Chronic Wasting Disease report from Minnesota, and Rabies reports from Pennsylvania, Virginia, and Wyoming.

White-tailed deer. Courtesy Arizona Game & Fish Department.

Minnesota 01/22/11 Minnesota wildlife officials have found the state’s first probable case of chronic wasting disease in a wild deer, which was shot near the southeastern town of Pine Island, the Department of Natural Resources announced Friday.  The DNR expects to get confirmation from the National Veterinary Services Laboratory in Ames, Iowa, next week but is moving ahead with a response plan.  Officials said there’s no evidence that CWD can spread to humans, nor is it known to affect livestock. But the disease is fatal to deer, elk and moose, and experts recommend against eating meat from an infected animal.  DNR Commissioner Tom Landwehr said the discovery has “serious implications.” He noted that Minnesota has nearly half a million deer hunters, and that deer hunting has a large impact on the state’s economy.  Researchers think CWD passes through feces, urine or saliva and contaminated soil. It’s caused by abnormal proteins called prions. The disease causes brain degeneration and is fatal. Symptoms can include a drooping head or ears, poor physical condition, tremors and stumbling.  Officials said they need more data before they decide to reduce the deer population in the area. To get the samples, the DNR may conduct a special hunt this winter, issue permits to landowners or use sharpshooters.  CWD was first detected in Minnesota in 2002 on an elk farm near Aitkin, but tests on more than 32,000 hunter-harvested deer, moose and elk across the state since then have turned up no probable cases in the wild until now. 

Pennsylvania 01/21/11 An orange male cat found on Huckleberry Road, New Bloomfield in Perry County has tested positive for rabies, the Department of Health confirmed Friday.  The department urges anyone who may have been bitten or exposed to saliva, fluids or tissue from the cat to call 1-877-PA HEALTH (1-877-724-3258) at any time. Residents can also contact the Perry County State Health Center Monday-Friday, 8 a.m. to 4:30 p.m., at 717-567-2011.  Anyone with a pet that may have come in contact with the rabid cat should contact a veterinarian for information about how to protect the animal.  For more information, visit or call 1-877-PA HEALTH (1-877-724-3258). Information provided by the Pennsylvania Department of Health.
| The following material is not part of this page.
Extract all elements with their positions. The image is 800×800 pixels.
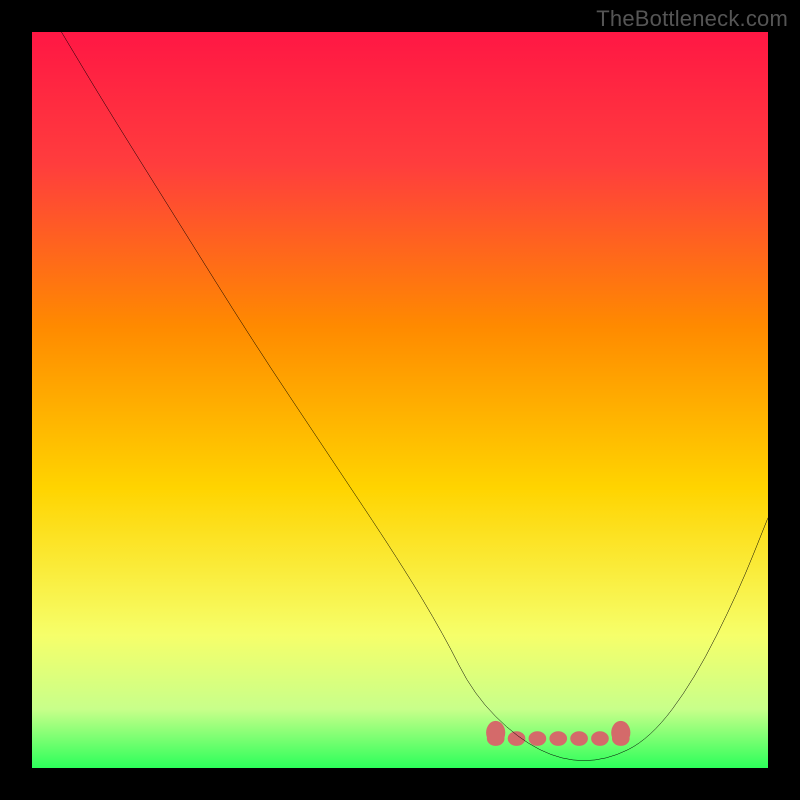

Virginia 01/21/11 The Pittsylvania County Health Department issued a rabies alert this week for residents of Silver Creek Road after a skunk found in the neighborhood tested positive for the disease.  It is possible that the rabid skunk could have come in contact with other neighborhood animals, including cats, dogs and horses, said Kelly Waller, a an environmental specialist with the health department in Chatham.
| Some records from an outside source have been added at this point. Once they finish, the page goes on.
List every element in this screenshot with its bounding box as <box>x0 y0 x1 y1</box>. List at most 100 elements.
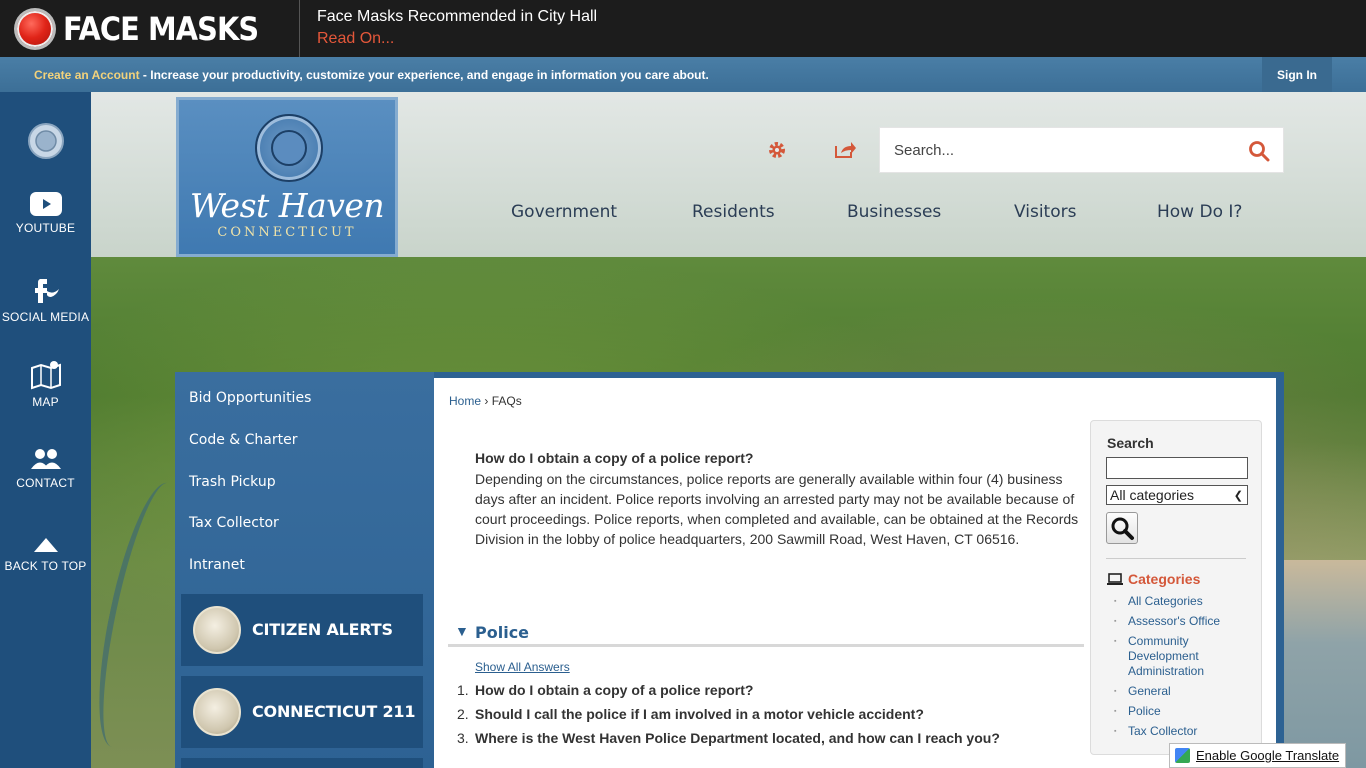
alert-read-on-link[interactable]: Read On... <box>317 30 394 48</box>
youtube-icon <box>29 192 62 216</box>
hero-shoreline-decoration <box>1283 560 1366 768</box>
alert-headline[interactable]: Face Masks Recommended in City Hall <box>317 8 597 26</box>
show-all-answers-link[interactable]: Show All Answers <box>475 660 570 674</box>
faq-search-sidebar: Search All categories ❮ Categories All C… <box>1090 420 1262 755</box>
promo-citizen-alerts-label: CITIZEN ALERTS <box>252 620 393 639</box>
nav-residents[interactable]: Residents <box>692 202 775 222</box>
rail-youtube[interactable]: YOUTUBE <box>0 192 91 235</box>
menu-tax-collector[interactable]: Tax Collector <box>189 515 279 531</box>
question-number: 3. <box>457 730 469 746</box>
breadcrumb-home-link[interactable]: Home <box>449 394 481 408</box>
menu-code-charter[interactable]: Code & Charter <box>189 432 298 448</box>
account-message: Create an Account - Increase your produc… <box>34 68 709 82</box>
menu-bid-opportunities[interactable]: Bid Opportunities <box>189 390 311 406</box>
social-rail: YOUTUBE SOCIAL MEDIA MAP CONTACT BACK TO… <box>0 92 91 768</box>
category-select[interactable]: All categories ❮ <box>1106 485 1248 505</box>
search-icon[interactable] <box>1248 140 1270 162</box>
side-menu: Bid Opportunities Code & Charter Trash P… <box>175 372 434 768</box>
faq-answer: Depending on the circumstances, police r… <box>475 471 1079 547</box>
rail-map-label: MAP <box>32 395 59 409</box>
nav-how-do-i[interactable]: How Do I? <box>1157 202 1242 222</box>
alert-label-area: FACE MASKS <box>0 0 300 57</box>
collapse-triangle-icon: ▼ <box>455 623 469 639</box>
question-item[interactable]: 2. Should I call the police if I am invol… <box>457 705 1000 729</box>
promo-citizen-alerts[interactable]: CITIZEN ALERTS <box>181 594 423 666</box>
contact-icon <box>30 449 61 469</box>
google-translate-label: Enable Google Translate <box>1196 748 1340 763</box>
nav-businesses[interactable]: Businesses <box>847 202 941 222</box>
sidebar-search-title: Search <box>1107 435 1154 451</box>
rail-map[interactable]: MAP <box>0 360 91 409</box>
ct-211-icon <box>193 688 241 736</box>
category-police[interactable]: Police <box>1114 704 1254 719</box>
search-input[interactable] <box>880 128 1230 172</box>
google-translate-icon <box>1175 748 1190 763</box>
rail-youtube-label: YOUTUBE <box>15 221 76 235</box>
social-media-icon <box>34 279 59 303</box>
faq-question: How do I obtain a copy of a police repor… <box>475 450 754 466</box>
breadcrumb-current: FAQs <box>491 394 522 408</box>
rail-back-to-top[interactable]: BACK TO TOP <box>0 536 91 573</box>
site-logo[interactable]: West Haven CONNECTICUT <box>176 97 398 257</box>
category-assessors-office[interactable]: Assessor's Office <box>1114 614 1254 629</box>
sidebar-divider <box>1106 558 1246 559</box>
gear-icon[interactable] <box>766 140 788 160</box>
rail-contact[interactable]: CONTACT <box>0 447 91 490</box>
category-general[interactable]: General <box>1114 684 1254 699</box>
account-description: - Increase your productivity, customize … <box>139 68 709 82</box>
categories-title: Categories <box>1128 571 1201 587</box>
alert-indicator-icon <box>17 11 53 47</box>
category-select-value: All categories <box>1110 487 1195 503</box>
laptop-icon <box>1107 573 1123 585</box>
rail-social-media-label: SOCIAL MEDIA <box>1 310 90 324</box>
breadcrumb: Home › FAQs <box>449 394 522 408</box>
search-icon <box>1111 517 1134 540</box>
sign-in-button[interactable]: Sign In <box>1262 57 1332 92</box>
nav-visitors[interactable]: Visitors <box>1014 202 1076 222</box>
question-item[interactable]: 3. Where is the West Haven Police Departm… <box>457 729 1000 753</box>
bell-icon <box>193 606 241 654</box>
map-icon <box>30 361 61 390</box>
category-all[interactable]: All Categories <box>1114 594 1254 609</box>
nav-government[interactable]: Government <box>511 202 617 222</box>
city-seal-icon <box>27 123 64 159</box>
logo-city-name: West Haven <box>189 186 385 225</box>
chevron-down-icon: ❮ <box>1233 490 1243 502</box>
alert-title: FACE MASKS <box>63 10 259 48</box>
site-search <box>879 127 1284 173</box>
arrow-up-icon <box>33 538 58 552</box>
rail-social-media[interactable]: SOCIAL MEDIA <box>0 275 91 324</box>
logo-state-name: CONNECTICUT <box>217 225 357 240</box>
category-community-development[interactable]: Community Development Administration <box>1114 634 1254 679</box>
google-translate-button[interactable]: Enable Google Translate <box>1169 743 1346 768</box>
question-text: Should I call the police if I am involve… <box>475 706 924 722</box>
category-tax-collector[interactable]: Tax Collector <box>1114 724 1254 739</box>
sidebar-search-button[interactable] <box>1106 512 1138 544</box>
category-title: Police <box>475 623 530 642</box>
menu-intranet[interactable]: Intranet <box>189 557 245 573</box>
question-item[interactable]: 1. How do I obtain a copy of a police rep… <box>457 681 1000 705</box>
category-header[interactable]: ▼ Police <box>448 621 1084 647</box>
share-icon[interactable] <box>834 140 856 160</box>
content-right-border <box>1276 372 1284 768</box>
sidebar-search-input[interactable] <box>1106 457 1248 479</box>
menu-trash-pickup[interactable]: Trash Pickup <box>189 474 276 490</box>
create-account-link[interactable]: Create an Account <box>34 68 140 82</box>
question-text: Where is the West Haven Police Departmen… <box>475 730 1000 746</box>
question-number: 1. <box>457 682 469 698</box>
logo-seal-icon <box>255 114 323 182</box>
question-text: How do I obtain a copy of a police repor… <box>475 682 754 698</box>
account-bar: Create an Account - Increase your produc… <box>0 57 1366 92</box>
rail-contact-label: CONTACT <box>16 476 75 490</box>
rail-city-seal[interactable] <box>0 122 91 165</box>
breadcrumb-separator: › <box>484 394 489 408</box>
alert-bar: FACE MASKS Face Masks Recommended in Cit… <box>0 0 1366 57</box>
content-panel: Home › FAQs How do I obtain a copy of a … <box>434 378 1276 768</box>
promo-connecticut-211-label: CONNECTICUT 211 <box>252 702 416 721</box>
rail-back-to-top-label: BACK TO TOP <box>4 559 87 573</box>
categories-list: All Categories Assessor's Office Communi… <box>1114 594 1254 744</box>
promo-next[interactable] <box>181 758 423 768</box>
question-number: 2. <box>457 706 469 722</box>
question-list: 1. How do I obtain a copy of a police rep… <box>457 681 1000 753</box>
promo-connecticut-211[interactable]: CONNECTICUT 211 <box>181 676 423 748</box>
Wyoming 01/21/11 A rabid skunk has been captured in Cheyenne. The skunk was found in a neighborhood near South Greeley highway, just north of Interstate 80.
The skunk had contact with three people, including a child, after it was picked up by a resident who brought it inside his home. Cheyenne Animal Control canvassed the neighborhood today, encouraging pet owners to get their pets vaccinated if they haven’t already.  Rabies is transmitted through saliva and mucus and is extremely deadly to humans and animals.  This is the first case of rabies found in Cheyenne since 1984.